L'ultime alerte de François Villeroy de Galhau concernant la dette publique

Publié: May 6, 2026 - 3 min de lecture
Ultime alerte de François Villeroy de Galhau concernant la dette publique

À l’heure de quitter ses fonctions, François Villeroy de Galhau ne choisit pas ses mots. Le gouverneur de la Banque de France dresse un constat clair, la trajectoire des finances publiques françaises n’est plus soutenable à long terme. Loin d’un discours alarmiste, son message se veut pragmatique, fondé sur des données économiques et une lecture comparative avec les partenaires européens.

Dans son analyse, la dette publique française dépasse désormais le simple cadre budgétaire. Elle devient un enjeu structurel. L’objectif affiché par la France reste inchangé : contenir le déficit autour de 5 % du PIB à court terme, avant de revenir progressivement vers la barre des 3 % d’ici 2029 — un seuil clé inscrit dans les règles européennes (source : Commission européenne).
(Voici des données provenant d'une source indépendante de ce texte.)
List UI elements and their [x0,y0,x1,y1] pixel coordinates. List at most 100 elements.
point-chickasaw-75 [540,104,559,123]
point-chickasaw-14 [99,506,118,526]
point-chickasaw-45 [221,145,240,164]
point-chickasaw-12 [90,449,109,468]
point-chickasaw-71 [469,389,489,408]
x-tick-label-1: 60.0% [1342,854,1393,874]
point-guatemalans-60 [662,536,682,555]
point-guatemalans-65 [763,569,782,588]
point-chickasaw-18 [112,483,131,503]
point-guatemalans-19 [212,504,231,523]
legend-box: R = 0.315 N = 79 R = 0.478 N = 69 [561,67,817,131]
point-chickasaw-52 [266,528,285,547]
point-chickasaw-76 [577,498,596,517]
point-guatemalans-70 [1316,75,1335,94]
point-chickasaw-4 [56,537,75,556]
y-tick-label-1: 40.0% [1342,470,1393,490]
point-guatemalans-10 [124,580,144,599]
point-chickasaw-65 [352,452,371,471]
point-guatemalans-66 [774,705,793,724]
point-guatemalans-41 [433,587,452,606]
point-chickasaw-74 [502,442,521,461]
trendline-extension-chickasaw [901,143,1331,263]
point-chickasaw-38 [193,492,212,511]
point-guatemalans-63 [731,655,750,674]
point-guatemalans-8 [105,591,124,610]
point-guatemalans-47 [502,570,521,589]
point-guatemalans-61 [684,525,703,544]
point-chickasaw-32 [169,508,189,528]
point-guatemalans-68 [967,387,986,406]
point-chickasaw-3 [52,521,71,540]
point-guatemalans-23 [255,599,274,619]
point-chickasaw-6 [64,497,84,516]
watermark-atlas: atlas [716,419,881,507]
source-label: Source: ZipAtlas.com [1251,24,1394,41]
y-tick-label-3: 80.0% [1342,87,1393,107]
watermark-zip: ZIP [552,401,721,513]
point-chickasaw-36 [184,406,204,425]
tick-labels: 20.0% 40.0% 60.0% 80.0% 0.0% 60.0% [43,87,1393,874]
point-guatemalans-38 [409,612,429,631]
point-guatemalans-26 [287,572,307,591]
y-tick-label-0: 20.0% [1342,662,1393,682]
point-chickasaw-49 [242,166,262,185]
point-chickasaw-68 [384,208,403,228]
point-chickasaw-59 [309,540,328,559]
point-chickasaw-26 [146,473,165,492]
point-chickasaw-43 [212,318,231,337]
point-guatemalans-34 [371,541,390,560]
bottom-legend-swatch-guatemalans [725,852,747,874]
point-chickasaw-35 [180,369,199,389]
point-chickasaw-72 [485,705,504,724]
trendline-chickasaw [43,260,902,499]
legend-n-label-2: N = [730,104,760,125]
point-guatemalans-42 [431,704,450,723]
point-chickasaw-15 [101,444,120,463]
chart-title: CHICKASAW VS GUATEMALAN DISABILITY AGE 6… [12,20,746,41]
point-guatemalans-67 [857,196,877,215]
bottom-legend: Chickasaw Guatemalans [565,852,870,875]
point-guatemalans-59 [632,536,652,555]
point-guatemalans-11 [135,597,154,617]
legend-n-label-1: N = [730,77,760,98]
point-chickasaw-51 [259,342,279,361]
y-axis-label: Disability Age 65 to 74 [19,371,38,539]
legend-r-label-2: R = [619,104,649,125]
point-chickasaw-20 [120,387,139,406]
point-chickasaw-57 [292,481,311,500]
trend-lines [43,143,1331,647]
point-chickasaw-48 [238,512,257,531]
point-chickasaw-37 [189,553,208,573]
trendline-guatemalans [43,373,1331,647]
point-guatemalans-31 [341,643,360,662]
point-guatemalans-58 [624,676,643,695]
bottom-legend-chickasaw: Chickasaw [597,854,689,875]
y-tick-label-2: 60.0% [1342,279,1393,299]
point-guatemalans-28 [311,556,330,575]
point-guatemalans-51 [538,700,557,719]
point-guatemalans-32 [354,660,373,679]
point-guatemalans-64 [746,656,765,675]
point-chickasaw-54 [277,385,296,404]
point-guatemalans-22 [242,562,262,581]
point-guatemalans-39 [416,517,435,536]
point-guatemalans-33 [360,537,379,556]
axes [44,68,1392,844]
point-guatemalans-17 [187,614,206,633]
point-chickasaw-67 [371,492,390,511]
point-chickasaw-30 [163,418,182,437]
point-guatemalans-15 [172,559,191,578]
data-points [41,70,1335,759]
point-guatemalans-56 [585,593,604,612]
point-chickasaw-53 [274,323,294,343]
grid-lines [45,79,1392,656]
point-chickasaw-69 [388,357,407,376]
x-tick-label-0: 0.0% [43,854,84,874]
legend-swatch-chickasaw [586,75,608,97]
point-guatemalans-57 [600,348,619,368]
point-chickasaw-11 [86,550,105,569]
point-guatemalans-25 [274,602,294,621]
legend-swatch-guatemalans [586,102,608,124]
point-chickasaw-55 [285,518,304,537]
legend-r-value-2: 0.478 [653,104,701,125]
Ce cap n’a rien d’arbitraire. Il conditionne la stabilisation, puis la réduction du poids de la dette dans l’économie. Sans cette discipline, la marge de manœuvre budgétaire continuerait de se réduire, notamment en cas de choc économique.

François Villeroy de Galhau ne remet pas en cause le modèle social français. Mais il pointe une réalité souvent soulignée par des institutions comme OCDE : la France dépense davantage que ses voisins pour des performances comparables. Autrement dit, le sujet n’est pas tant le niveau de dépense que son efficacité. Des pays comme Suède, Danemark ou Pays-Bas obtiennent souvent de meilleurs résultats avec des budgets publics plus maîtrisés.

Les pistes d’amélioration sont connues, y compris, le système éducatif, la formation professionnelle, l'apprentissage et l'innovation. Autant de domaines où le rendement de la dépense publique reste perfectible.

À ces fragilités structurelles s’ajoutent des risques extérieurs. Les tensions géopolitiques, notamment autour du détroit d’Ormuz, ou les incertitudes liées à l’Iran, pèsent directement sur les prix de l’énergie. Selon les scénarios de la Banque de France : La croissance pourrait ralentir entre 0,9 % et 0,3 %, ainsi que l’inflation pourrait osciller entre 2 % et plus de 3 % en cas de choc prolongé.

Ces projections s’inscrivent dans une tendance également surveillée par Fonds monétaire international, qui souligne le rôle des tensions énergétiques dans le retour de l’inflation.

Dans ce contexte, le gouverneur se montre ferme sur un point : la France ne peut plus se permettre des mesures de soutien généralisées, notamment sur les carburants. Le précédent de 2022, après la invasion de l’Ukraine par la Russie, reste dans toutes les mémoires. Les dispositifs massifs avaient permis d’amortir le choc, mais au prix d’un coût budgétaire élevé.

Le tableau n’est pas entièrement sombre. Depuis 2010, la France a créé près de 3,9 millions d’emplois nets, selon les données de INSEE. Le taux de chômage, bien qu’encore élevé (entre 7,5 % et 8 %), reste inférieur à celui observé lors des grandes crises passées.

En résumé, la France a amélioré son marché du travail sans corriger durablement ses déséquilibres budgétaires, une alerte plus qu’un avertissement. Le message de François Villeroy de Galhau s’inscrit dans une logique de continuité institutionnelle. À l’image des analyses publiées régulièrement par la Cour des comptes, il appelle à une gestion plus rigoureuse, sans rupture brutale.